Żywiec rozgniewał się i zaprzestał rozmowy. Stanowczo Kaszubski był uprzedzony do lokalu „Pod Jeleniem“ i do wszystkich uczęszczających tam gości. Prócz tego był przesadnie podejrzliwy.
- Pamiętaj, Wicek - odezwał się Kaszubski, nieświadomie dolewając oliwy do ognia - ani słowa nikomu dzisiejszej komisji, ani słowa o ulepszeniu i wynikach.
- Nie mam zwyczaju gadać z nikim o sprawach służbowych - odciął Żywiec. - Potrafię trzymać język za zębami. Znasz mnie przecież.
- Znam cię... i właśnie dlatego cię przestrzegam - odparował nielitościwie Kaszubski.
Do mieszkania doszli we wrogim milczeniu i nie mówiąc ze sobą usiedli w przeciwnych kątach pokoju. Żywiec udawał, że jest całkowicie pochłonięty leżącą przed nim książką, Kaszubski bazgrał coś na świstku papieru.

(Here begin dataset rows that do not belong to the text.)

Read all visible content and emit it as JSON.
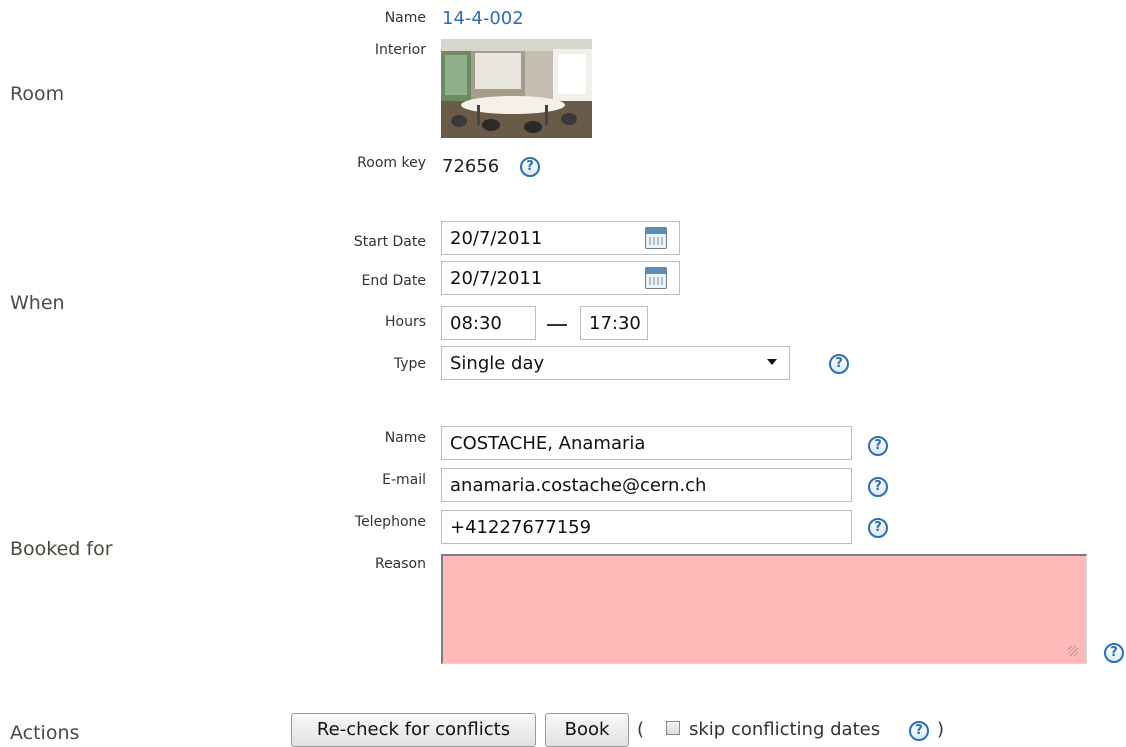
{
  "sections": {
    "room": "Room",
    "when": "When",
    "booked_for": "Booked for",
    "actions": "Actions"
  },
  "room": {
    "name_label": "Name",
    "name_value": "14-4-002",
    "interior_label": "Interior",
    "room_key_label": "Room key",
    "room_key_value": "72656"
  },
  "when": {
    "start_date_label": "Start Date",
    "start_date_value": "20/7/2011",
    "end_date_label": "End Date",
    "end_date_value": "20/7/2011",
    "hours_label": "Hours",
    "hour_start": "08:30",
    "hour_end": "17:30",
    "type_label": "Type",
    "type_value": "Single day"
  },
  "booked_for": {
    "name_label": "Name",
    "name_value": "COSTACHE, Anamaria",
    "email_label": "E-mail",
    "email_value": "anamaria.costache@cern.ch",
    "telephone_label": "Telephone",
    "telephone_value": "+41227677159",
    "reason_label": "Reason",
    "reason_value": "",
    "reason_bg": "#ffb9b9"
  },
  "actions": {
    "recheck_label": "Re-check for conflicts",
    "book_label": "Book",
    "paren_open": "(",
    "skip_label": "skip conflicting dates",
    "paren_close": ")"
  },
  "help_glyph": "?",
  "colors": {
    "link": "#2c6fb7",
    "help": "#2d6fb5",
    "section_label": "#4b4b3f"
  }
}
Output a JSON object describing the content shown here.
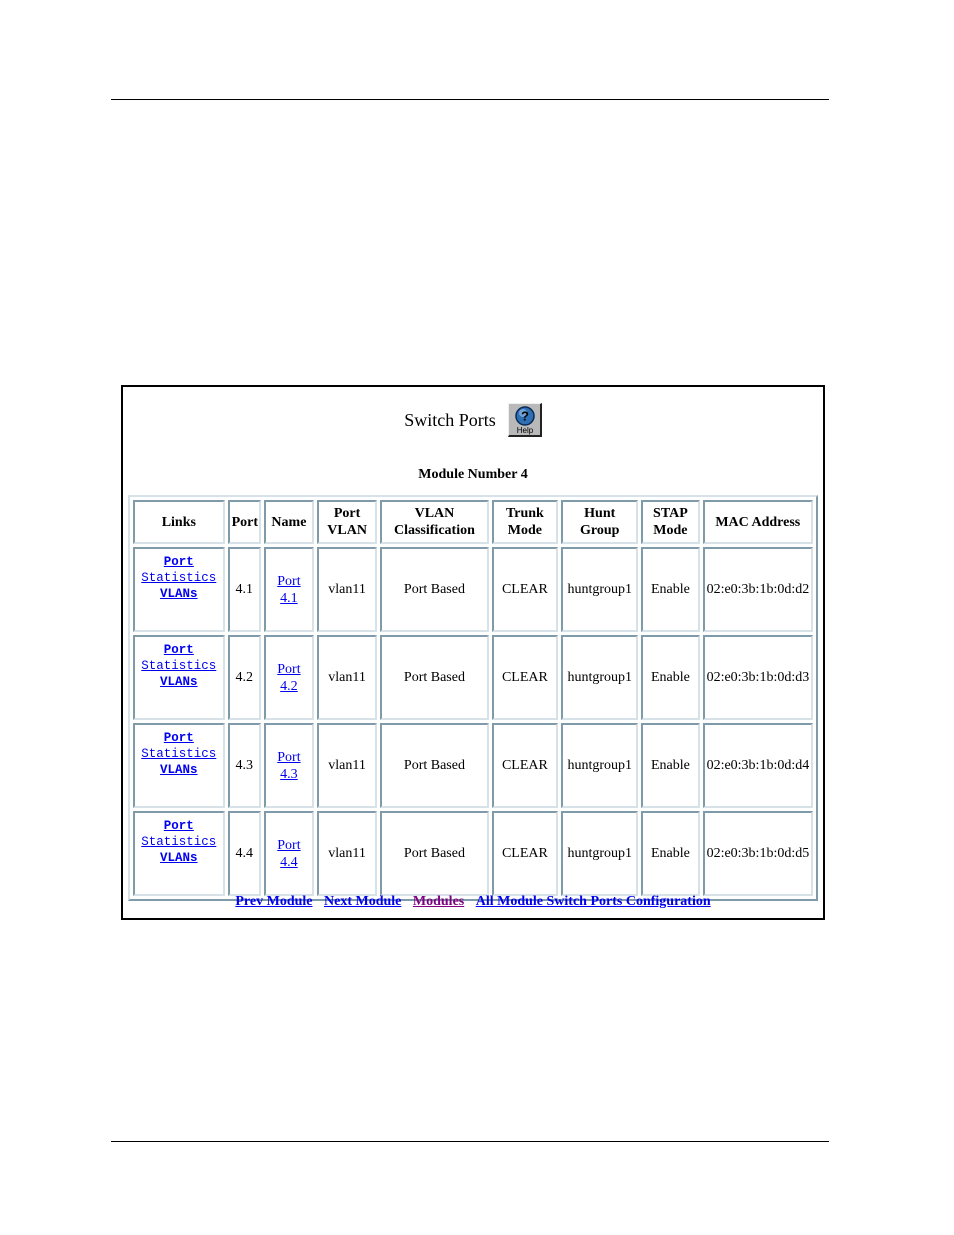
{
  "page": {
    "title": "Switch Ports",
    "help_label": "Help",
    "module_label": "Module Number 4"
  },
  "table": {
    "headers": [
      "Links",
      "Port",
      "Name",
      "Port VLAN",
      "VLAN Classification",
      "Trunk Mode",
      "Hunt Group",
      "STAP Mode",
      "MAC Address"
    ],
    "header_lines": {
      "port_vlan": [
        "Port",
        "VLAN"
      ],
      "vlan_classification": [
        "VLAN",
        "Classification"
      ],
      "trunk_mode": [
        "Trunk",
        "Mode"
      ],
      "hunt_group": [
        "Hunt",
        "Group"
      ],
      "stap_mode": [
        "STAP",
        "Mode"
      ]
    },
    "rows": [
      {
        "links": [
          "Port",
          "Statistics",
          "VLANs"
        ],
        "port": "4.1",
        "name_lines": [
          "Port",
          "4.1"
        ],
        "port_vlan": "vlan11",
        "vlan_classification": "Port Based",
        "trunk_mode": "CLEAR",
        "hunt_group": "huntgroup1",
        "stap_mode": "Enable",
        "mac_address": "02:e0:3b:1b:0d:d2"
      },
      {
        "links": [
          "Port",
          "Statistics",
          "VLANs"
        ],
        "port": "4.2",
        "name_lines": [
          "Port",
          "4.2"
        ],
        "port_vlan": "vlan11",
        "vlan_classification": "Port Based",
        "trunk_mode": "CLEAR",
        "hunt_group": "huntgroup1",
        "stap_mode": "Enable",
        "mac_address": "02:e0:3b:1b:0d:d3"
      },
      {
        "links": [
          "Port",
          "Statistics",
          "VLANs"
        ],
        "port": "4.3",
        "name_lines": [
          "Port",
          "4.3"
        ],
        "port_vlan": "vlan11",
        "vlan_classification": "Port Based",
        "trunk_mode": "CLEAR",
        "hunt_group": "huntgroup1",
        "stap_mode": "Enable",
        "mac_address": "02:e0:3b:1b:0d:d4"
      },
      {
        "links": [
          "Port",
          "Statistics",
          "VLANs"
        ],
        "port": "4.4",
        "name_lines": [
          "Port",
          "4.4"
        ],
        "port_vlan": "vlan11",
        "vlan_classification": "Port Based",
        "trunk_mode": "CLEAR",
        "hunt_group": "huntgroup1",
        "stap_mode": "Enable",
        "mac_address": "02:e0:3b:1b:0d:d5"
      }
    ]
  },
  "nav": {
    "prev_module": "Prev Module",
    "next_module": "Next Module",
    "modules": "Modules",
    "all_config": "All Module Switch Ports Configuration"
  },
  "colors": {
    "link": "#0000ee",
    "visited_link": "#800080",
    "cell_border_dark": "#7f9aa8",
    "cell_border_light": "#d7e2e8"
  },
  "icons": {
    "help": "help-question-icon"
  }
}
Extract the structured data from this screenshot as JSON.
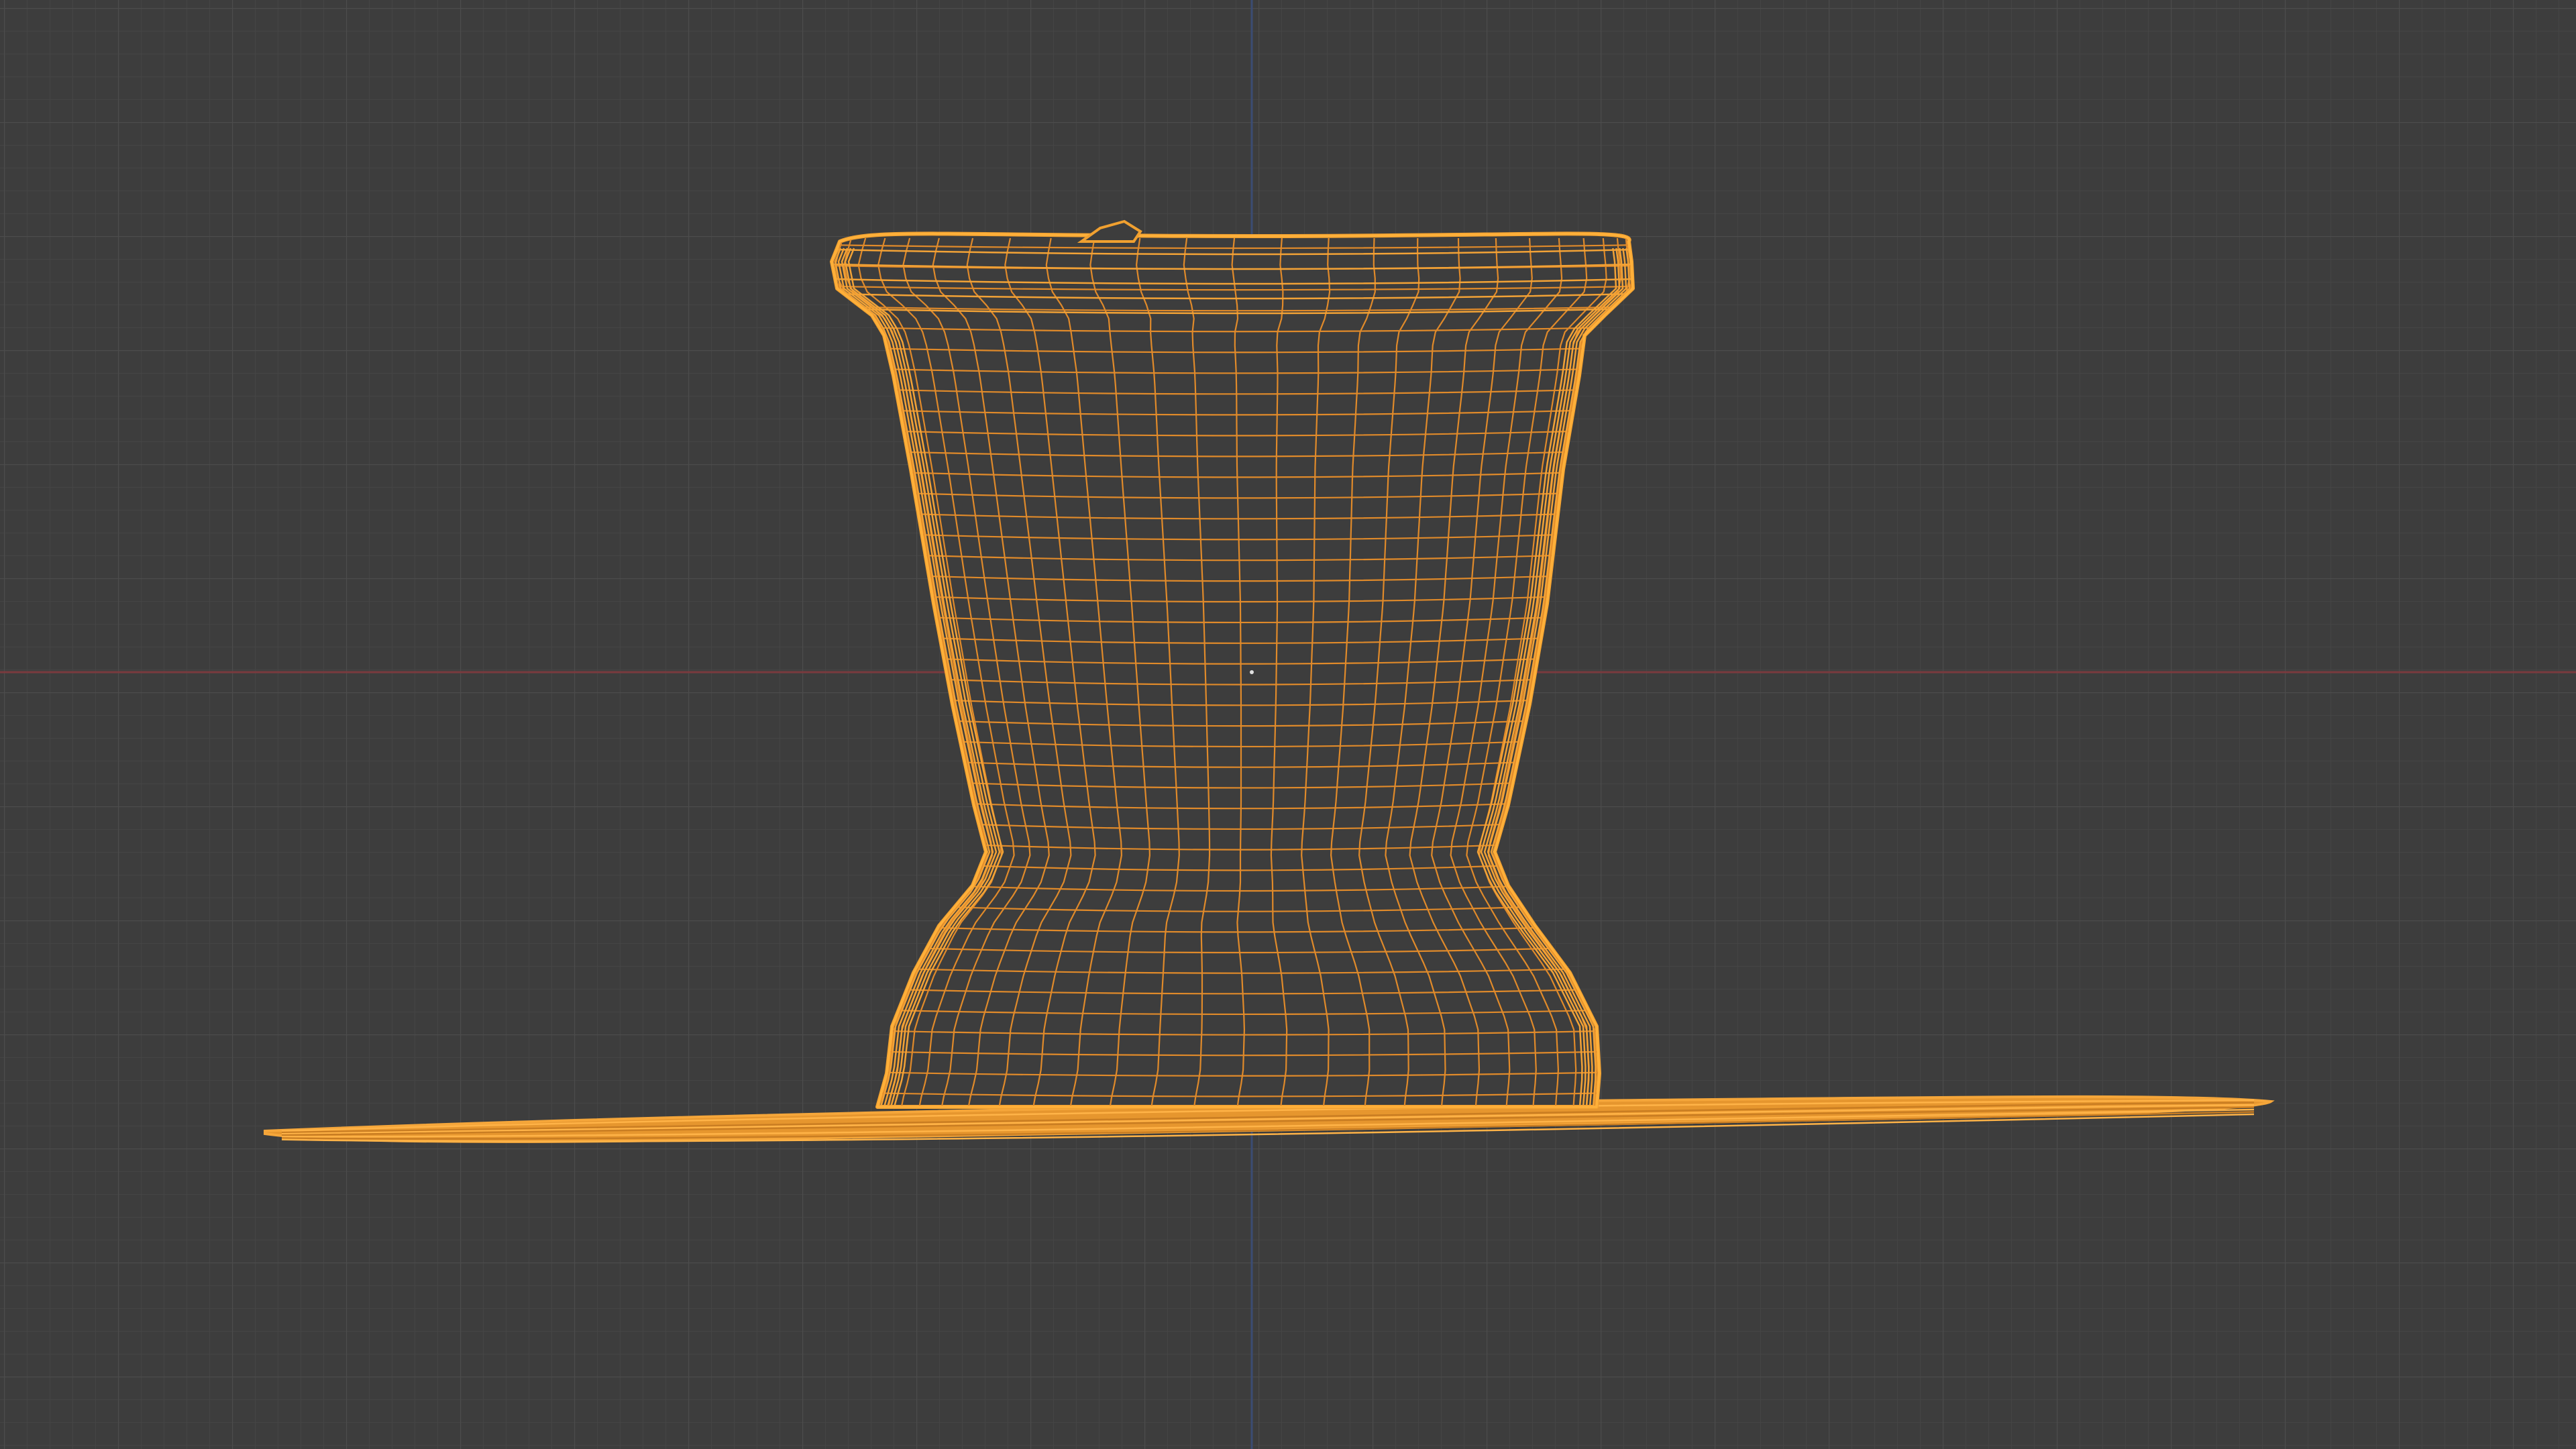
{
  "viewport": {
    "mode": "wireframe",
    "background_color": "#3d3d3d",
    "grid_minor_color": "#464646",
    "grid_major_color": "#4f4f4f",
    "x_axis_color": "#8a3a3a",
    "z_axis_color": "#3a4f7a",
    "selection_color": "#f0a030",
    "selection_wire_color": "#e08a2a"
  },
  "objects": [
    {
      "name": "vase-mesh",
      "selected": true
    },
    {
      "name": "base-plane",
      "selected": true
    }
  ]
}
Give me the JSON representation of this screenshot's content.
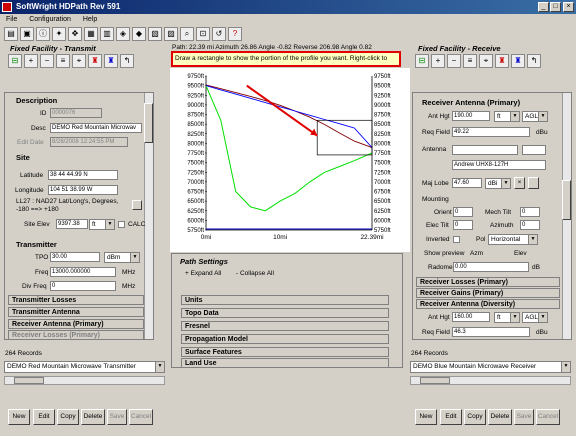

Gdy wreszcie położyli się spać, Żywiec przez dłuższy czas leżał z otwartymi oczami i przygotowywał sobie w myślach odpowiednie argumenty, które przekonałyby kolegę. Po raz pierwszy od czasu zawarcia ich znajomości pomyślał Kaszubskim jako o zgorzkniałym mruku. Był głęboko przekonany, że podejrzliwość swoją posunął on do absurdu. Czyżby według niego nie istnieli na świecie uczciwi ludzie? Na każdego wilkiem patrzy, w każdym widzi wrogiego agenta albo „nieodpowiednie towarzystwo“. Do licha, czy z ludźmi w ogóle nie należy przestawać? Czy przestępstwem jest wypić jedno piwo ze znajomymi?
Zżymał się i złościł, miał chęć obudzić kolegę i zarzucić go takim potokiem argumentów, że Kaszubski musiałby się pod ich wagą ugiąć, ustąpić i poprosić o przebaczenie.
Zburczal mnie jak smarkacza, a teraz śpi spokojnie - myślał Żywiec. - Poczekaj, bracie, do jutra. Już ja ci przygadam.
Uspokoił się powoli, ogarnęła go senność. Dopalił papierosa i ułożył się wygodniej.
A zresztą - pomyślał jeszcze - gdybym nawet i natknął się na jakiegoś agenta, szpiega. To i co? Czy nie potrafiłbym go nakryć? Na pewno nie dałbym się pociągnąć za język. Ba kto wie, czybym go nie schwytał? Cóż to, głowy nie mam, czy jak?...
POKUSA
Nazajutrz Żywiec obudził się rześki i wesoły.
Kaszubski wstał już - był w łazience, skąd dochodził plusk wody.
- Wicek, ruszaj się, późno! - zawołał swym zwykłym głosem.
- Zaraz, herbatę zrobię - odrzucił Żywiec, zadowolony, że wczorajsze urazy i gniew zostały zapomniane.
Wspólnie udali się do pracy. Na lotnisku rozeszli się. Kaszubski miał do załatwienia wiele spraw w dowództwie, przygotowywał się do wyjazdu i chciał osobiście dopilnować, by wszystkie materiały potrzebne do prób w Warszawie były starannie ułożone i zapakowane. Przygotowania te zajęły mu cały dzień - nie widział się nawet z Żywcem, którego brygada dokonywała pilnego i skomplikowanego remontu silnika.
Po zajęciach Żywiec wracał do domu sam, nie mogąc odszukać kolegi.
Nawet dzisiaj się zasiedział - mruknął do siebie. - Niepoprawny człowiek.
Nieobecność Kaszubskiego była mu jednak wyjątkowo na rękę. Mimo wczorajszej sprzeczki, a może właśnie dzięki niej, powodowany przekorą, zamierzał odwiedzić Kiedrzyka w barze. Gdyby Kaszubski był z nim razem, utrudniałoby to sprawę, Żywiec bowiem mimo wszystko odczuwał jakieś mgliste i niesprecyzowane wyrzuty sumienia. Chwilami wydawało mu się, że kolega miał rację, a nawet, przelotnie, gotów był oskarżyć samego siebie o nadmierne gadulstwo.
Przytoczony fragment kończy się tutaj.